L’enfant de remplacement, l’exemple de Gustave Courbet.

Qu’est-ce qu’un enfant de remplacement et quelle en sont les possibles conséquences ? L’analyse de la vie du célèbre peintre Gustave Courbet vous instruira sur ce genre d’héritage :

Le Désespéré est un tableau du peintre français Gustave Courbet réalisé entre 1843 et 1845. C’est un autoportrait sous les traits d’un jeune homme qui regarde fixement devant lui, les mains crispées dans ses cheveux.

Extraits:

« Il est temps de pénétrer l’envers du décor et de tenir compte de l’influence des héritages transgénérationnels inconscients dans la vie de Courbet.
Commençons par rappeler l’analyse de Sylvie Nezelof qui explique ce statut d’enfant de remplacement : « Gustave est déclaré à l’état civil sous les prénoms de Jean, Désiré, Gustave. « Désiré », un prénom chargé d’attente et d’affection […] Son parrain est Jean-Antoine Oudot, le fameux grand-père maternel. Concernant sa conception, et en considérant qu’il est né à terme (ce qui est probable au vu de sa bonne constitution), un rapide calcul permet d’émettre l’hypothèse que Gustave Courbet a été conçu le 26 septembre 1818, jour anniversaire de la naissance/mort de son frère aîné. » Salomon Sellam montre de quelles manières les enfants de remplacement restent confrontés au deuil non fait par leurs parents. Ils souffrent d’être inconsciemment comparé à un autre, de ne pas être reconnu et d’avoir à porter la charge émotionnelle du deuil non fait. La littérature spécialisée en parle de diverses façons, comme des porteurs de fantôme, ou d’une « crypte ».
Les archives confirment que le frère aîné de Gustave était né à Flagey le 26 septembre 1817 à une heure du matin et qu’il décéda deux heures plus tard. Ce garçon avait reçu le prénom de son grand-père maternel, Jean-Antoine, comme pour compenser le manque de fils de ce dernier.

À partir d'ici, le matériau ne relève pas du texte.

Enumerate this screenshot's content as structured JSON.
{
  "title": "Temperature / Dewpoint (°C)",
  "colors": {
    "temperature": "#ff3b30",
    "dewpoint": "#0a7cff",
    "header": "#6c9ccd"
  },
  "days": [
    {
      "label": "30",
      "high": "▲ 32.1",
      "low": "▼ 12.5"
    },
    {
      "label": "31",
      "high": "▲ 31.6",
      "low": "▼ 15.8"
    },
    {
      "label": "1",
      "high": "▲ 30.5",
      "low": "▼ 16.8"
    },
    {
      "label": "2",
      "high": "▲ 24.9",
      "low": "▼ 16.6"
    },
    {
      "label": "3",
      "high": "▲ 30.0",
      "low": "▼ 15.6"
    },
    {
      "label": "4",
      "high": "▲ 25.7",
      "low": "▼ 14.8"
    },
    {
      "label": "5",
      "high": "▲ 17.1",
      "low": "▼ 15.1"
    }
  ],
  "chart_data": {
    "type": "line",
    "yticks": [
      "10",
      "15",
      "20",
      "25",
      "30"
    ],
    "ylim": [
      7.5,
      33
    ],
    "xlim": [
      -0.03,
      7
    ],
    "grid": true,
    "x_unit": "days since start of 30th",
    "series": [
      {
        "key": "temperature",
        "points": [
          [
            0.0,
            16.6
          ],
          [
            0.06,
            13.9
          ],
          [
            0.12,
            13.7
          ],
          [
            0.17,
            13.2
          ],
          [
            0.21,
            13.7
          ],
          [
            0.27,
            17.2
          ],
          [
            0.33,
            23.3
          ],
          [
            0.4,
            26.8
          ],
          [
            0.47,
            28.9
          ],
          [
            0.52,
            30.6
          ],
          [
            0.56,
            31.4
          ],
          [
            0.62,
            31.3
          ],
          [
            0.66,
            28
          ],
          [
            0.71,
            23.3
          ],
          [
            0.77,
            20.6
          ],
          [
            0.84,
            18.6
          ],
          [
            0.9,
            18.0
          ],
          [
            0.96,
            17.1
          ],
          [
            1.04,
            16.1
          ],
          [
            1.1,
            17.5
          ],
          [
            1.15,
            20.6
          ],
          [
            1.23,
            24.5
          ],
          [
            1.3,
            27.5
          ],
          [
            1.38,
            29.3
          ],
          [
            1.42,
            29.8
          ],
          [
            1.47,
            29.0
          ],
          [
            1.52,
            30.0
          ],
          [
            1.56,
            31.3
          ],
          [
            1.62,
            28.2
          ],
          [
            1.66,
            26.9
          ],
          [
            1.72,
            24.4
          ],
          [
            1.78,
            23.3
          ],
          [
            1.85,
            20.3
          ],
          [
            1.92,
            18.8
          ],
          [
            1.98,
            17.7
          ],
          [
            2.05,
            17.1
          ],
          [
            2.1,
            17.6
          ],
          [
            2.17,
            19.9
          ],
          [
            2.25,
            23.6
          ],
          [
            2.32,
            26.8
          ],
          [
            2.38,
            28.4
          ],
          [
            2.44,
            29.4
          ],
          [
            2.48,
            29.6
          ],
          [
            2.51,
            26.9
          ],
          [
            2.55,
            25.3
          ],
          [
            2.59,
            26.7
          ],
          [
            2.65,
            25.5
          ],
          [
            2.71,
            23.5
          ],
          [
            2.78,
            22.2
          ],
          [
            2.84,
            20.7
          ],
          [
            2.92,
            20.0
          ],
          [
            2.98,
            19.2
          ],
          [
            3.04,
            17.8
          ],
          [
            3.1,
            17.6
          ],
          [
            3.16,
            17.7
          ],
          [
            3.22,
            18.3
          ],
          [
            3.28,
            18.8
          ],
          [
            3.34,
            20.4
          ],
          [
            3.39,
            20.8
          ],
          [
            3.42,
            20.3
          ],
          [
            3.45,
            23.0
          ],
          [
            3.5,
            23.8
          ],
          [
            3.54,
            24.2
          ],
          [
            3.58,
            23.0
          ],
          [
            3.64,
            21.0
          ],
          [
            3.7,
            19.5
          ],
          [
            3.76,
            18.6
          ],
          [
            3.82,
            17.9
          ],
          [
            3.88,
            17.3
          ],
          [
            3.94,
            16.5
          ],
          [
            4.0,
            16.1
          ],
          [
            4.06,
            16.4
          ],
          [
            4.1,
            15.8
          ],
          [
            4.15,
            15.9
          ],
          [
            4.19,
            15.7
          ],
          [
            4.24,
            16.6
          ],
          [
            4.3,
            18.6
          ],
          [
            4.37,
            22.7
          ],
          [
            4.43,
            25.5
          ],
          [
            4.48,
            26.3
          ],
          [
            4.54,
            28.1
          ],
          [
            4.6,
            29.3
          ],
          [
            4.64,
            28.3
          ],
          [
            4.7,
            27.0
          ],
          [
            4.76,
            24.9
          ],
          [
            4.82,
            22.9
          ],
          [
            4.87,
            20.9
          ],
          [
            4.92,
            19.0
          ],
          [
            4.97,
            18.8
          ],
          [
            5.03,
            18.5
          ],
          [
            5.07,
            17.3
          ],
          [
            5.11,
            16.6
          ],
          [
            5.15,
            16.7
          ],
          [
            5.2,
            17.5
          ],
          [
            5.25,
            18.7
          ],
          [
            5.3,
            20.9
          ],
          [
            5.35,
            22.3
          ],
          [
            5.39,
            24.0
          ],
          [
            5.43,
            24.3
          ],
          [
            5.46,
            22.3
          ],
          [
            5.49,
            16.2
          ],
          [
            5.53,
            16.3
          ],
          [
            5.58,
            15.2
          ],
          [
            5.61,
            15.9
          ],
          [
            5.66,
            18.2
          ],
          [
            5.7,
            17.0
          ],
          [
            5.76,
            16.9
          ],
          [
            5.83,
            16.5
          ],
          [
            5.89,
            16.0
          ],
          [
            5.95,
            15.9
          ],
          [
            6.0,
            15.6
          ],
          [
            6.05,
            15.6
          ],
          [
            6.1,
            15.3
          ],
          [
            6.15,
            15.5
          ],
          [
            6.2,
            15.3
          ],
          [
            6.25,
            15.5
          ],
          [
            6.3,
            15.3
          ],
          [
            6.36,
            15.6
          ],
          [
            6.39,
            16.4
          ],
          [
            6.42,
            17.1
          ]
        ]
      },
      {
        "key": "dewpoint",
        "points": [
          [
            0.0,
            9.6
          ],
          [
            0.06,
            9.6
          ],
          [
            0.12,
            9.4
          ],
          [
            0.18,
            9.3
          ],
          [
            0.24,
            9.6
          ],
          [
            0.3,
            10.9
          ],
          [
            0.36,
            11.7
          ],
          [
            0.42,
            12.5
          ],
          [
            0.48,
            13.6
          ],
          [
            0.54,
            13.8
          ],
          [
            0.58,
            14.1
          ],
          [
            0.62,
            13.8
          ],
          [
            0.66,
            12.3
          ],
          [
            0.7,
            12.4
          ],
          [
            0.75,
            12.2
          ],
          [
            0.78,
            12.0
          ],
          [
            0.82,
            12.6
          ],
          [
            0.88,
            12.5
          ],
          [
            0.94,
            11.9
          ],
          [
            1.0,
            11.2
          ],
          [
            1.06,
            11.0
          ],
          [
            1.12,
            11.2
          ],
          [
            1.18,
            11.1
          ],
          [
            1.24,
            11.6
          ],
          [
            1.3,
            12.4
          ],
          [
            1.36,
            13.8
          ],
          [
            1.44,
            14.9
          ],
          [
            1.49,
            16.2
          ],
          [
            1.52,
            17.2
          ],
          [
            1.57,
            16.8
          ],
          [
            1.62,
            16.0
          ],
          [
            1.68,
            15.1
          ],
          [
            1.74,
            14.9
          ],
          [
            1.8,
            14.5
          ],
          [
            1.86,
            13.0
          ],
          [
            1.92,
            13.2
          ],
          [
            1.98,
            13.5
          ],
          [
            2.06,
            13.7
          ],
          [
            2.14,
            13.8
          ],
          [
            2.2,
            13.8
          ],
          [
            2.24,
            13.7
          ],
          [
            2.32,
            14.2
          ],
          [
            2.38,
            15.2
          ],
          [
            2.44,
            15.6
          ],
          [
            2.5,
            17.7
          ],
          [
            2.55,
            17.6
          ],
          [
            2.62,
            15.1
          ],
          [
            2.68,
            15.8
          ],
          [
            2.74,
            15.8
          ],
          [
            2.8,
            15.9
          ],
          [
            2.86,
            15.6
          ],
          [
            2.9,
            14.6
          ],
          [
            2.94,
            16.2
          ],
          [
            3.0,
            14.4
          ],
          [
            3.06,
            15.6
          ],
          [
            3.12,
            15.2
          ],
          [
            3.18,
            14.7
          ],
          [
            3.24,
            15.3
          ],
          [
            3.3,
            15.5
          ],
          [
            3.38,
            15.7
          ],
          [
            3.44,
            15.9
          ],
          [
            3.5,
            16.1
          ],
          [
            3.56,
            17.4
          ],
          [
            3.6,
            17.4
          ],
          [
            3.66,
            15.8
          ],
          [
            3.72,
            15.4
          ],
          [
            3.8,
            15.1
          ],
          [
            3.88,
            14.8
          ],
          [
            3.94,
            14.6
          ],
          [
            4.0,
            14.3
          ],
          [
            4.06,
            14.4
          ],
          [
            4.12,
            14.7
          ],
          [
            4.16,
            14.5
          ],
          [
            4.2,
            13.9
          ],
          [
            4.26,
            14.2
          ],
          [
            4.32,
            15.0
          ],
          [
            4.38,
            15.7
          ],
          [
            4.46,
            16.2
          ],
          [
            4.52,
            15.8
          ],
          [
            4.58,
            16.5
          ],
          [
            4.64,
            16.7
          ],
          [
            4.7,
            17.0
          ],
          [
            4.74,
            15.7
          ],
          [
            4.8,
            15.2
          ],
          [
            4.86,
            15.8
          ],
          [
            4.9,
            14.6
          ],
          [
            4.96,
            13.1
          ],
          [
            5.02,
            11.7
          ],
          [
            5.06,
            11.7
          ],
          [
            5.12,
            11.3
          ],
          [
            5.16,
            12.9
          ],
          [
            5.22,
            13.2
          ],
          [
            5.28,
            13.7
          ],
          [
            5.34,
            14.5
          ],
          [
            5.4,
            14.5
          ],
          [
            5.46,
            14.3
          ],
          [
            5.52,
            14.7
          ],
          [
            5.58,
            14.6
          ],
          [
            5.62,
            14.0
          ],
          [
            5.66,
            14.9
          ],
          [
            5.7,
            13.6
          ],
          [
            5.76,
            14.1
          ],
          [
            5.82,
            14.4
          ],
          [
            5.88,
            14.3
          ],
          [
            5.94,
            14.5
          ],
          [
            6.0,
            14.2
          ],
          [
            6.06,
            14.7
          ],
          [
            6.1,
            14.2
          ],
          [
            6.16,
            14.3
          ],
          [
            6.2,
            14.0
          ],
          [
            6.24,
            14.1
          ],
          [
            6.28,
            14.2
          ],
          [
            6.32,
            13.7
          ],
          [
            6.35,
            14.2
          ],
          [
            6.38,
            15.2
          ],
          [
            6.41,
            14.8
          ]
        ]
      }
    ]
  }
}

Mais lorsque l’on examine l’arbre de famille des Oudot nous trouvons une autre information d’importance. En effet, le grand-père avait eu un fils ; Charles Etienne Modeste Oudot, né le 12 mars 1798, décédé le 10 décembre 1801, à trois ans. Dans une telle famille de la petite bourgeoisie d’Ornans, vignerons-propriétaires depuis plusieurs générations, la perte du seul hériter mâle de la famille n’est pas sans conséquences et les attentes se reportent sur le premier garçon qui naîtra d’une de leurs deux filles. Ce garçon, on l’avait même prénommé comme son grand-père, Jean-Antoine. Malheureusement, il ne vivra que quelques heures. Un décès prématuré qui renforce encore les attentes. Gustave Courbet serait-il alors le remplaçant du remplaçant de son oncle ?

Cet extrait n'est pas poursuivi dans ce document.